All was well and good leading to the play. I didn’t hear too much about the progress of the play, but I had the date in my calendar and was really looking forward to sit among the other parents and watch my little boy on the stage.
We got up at 6 am and were ready and breakfasted on time, but Sonny wasn’t happy. It was a challenging morning. Despite it all, we made it to school on time and with smiles, which was an achievement in itself. I told Sonny’s one-on-one he had a tough morning and in all honesty, I suspected he would not be able to cope with the school play. He was tired, so I recommended for him to do something calm and quiet with her rather than the play. In hindsight, the play was probably what was causing Sonny angst. The aide completely understood and we both agreed he needed to get through the school day. I learned he hadn’t really wanted to take part in any of the rehearsals and found getting up on the stage terrifying.
I’m not good at many things, but there are a few things I believe I am great at. Being a mother is one of them. I am so hard on myself; I am my own worst critic, but I know deep down what Sonny needs. With that in my mind, I continue to make decisions that are in Sonny’s best interests. If I’m right, then great, and if I’m wrong, then we make it as a lesson learned and try again.

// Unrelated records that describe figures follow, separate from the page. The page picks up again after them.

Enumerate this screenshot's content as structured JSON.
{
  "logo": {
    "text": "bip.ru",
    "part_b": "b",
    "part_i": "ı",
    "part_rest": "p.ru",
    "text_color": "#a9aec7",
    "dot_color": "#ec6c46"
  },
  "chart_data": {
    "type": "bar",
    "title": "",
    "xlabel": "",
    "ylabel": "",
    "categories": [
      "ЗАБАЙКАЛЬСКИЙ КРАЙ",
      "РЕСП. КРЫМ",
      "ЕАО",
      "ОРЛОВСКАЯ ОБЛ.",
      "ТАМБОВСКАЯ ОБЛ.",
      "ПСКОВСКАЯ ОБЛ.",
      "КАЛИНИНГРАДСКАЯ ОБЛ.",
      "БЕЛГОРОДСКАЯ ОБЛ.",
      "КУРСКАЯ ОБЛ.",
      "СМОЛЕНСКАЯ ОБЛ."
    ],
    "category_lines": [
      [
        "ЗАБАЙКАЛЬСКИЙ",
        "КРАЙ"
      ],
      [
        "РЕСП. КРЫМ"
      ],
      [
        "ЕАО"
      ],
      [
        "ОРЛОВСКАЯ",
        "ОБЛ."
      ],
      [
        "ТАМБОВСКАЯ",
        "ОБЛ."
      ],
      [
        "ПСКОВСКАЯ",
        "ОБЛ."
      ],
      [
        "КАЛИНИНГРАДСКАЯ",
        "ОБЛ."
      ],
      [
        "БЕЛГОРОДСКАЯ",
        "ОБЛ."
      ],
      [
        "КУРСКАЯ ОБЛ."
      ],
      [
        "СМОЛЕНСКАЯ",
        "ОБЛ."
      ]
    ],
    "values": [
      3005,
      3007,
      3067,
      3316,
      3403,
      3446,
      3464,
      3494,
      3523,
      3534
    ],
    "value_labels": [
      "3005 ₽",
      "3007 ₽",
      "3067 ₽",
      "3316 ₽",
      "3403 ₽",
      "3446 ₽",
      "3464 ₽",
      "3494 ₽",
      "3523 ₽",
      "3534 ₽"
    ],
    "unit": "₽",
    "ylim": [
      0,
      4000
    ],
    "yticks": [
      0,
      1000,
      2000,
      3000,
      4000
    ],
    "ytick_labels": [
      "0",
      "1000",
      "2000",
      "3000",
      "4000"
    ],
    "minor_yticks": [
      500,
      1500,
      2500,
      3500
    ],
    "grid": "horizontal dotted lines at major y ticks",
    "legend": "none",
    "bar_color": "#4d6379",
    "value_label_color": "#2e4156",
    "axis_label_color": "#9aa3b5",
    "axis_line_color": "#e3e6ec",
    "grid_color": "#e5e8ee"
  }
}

Before Christmas, I beat myself up for not allowing Sonny to go the school pantomime, as I knew it would’ve be too much. This time, the decision to keep him from performing in the play was the right decision to make. There is no point in encouraging him to do something he doesn’t feel comfortable with. It will only make things worse and that’s not what anybody wants.
A year ago, I was seriously concerned that Sonny wouldn’t be able to thrive in a mainstream school, but he is. It’s incredible what progress a child can make when all the right supports are put into place. I can’t thank Sonny’s school enough for making it possible for him to access a good education in an environment in he adores and where he feels at home. I love to see him grow in all areas of learning. Even though I know he is not as far advanced as other children his age, I love to watch his reading come along and how he forms his letters in the air with his pointy finger. It melts my heart.
So in the grand scheme of it all, missing a school play to show what he has been learning isn’t the end of the world. I can see what he learns in all the little things he does. I can see his progress in the way he plays with his brothers at home. I can hear it in the beautifully words he speaks now thanks to daily speech and language support.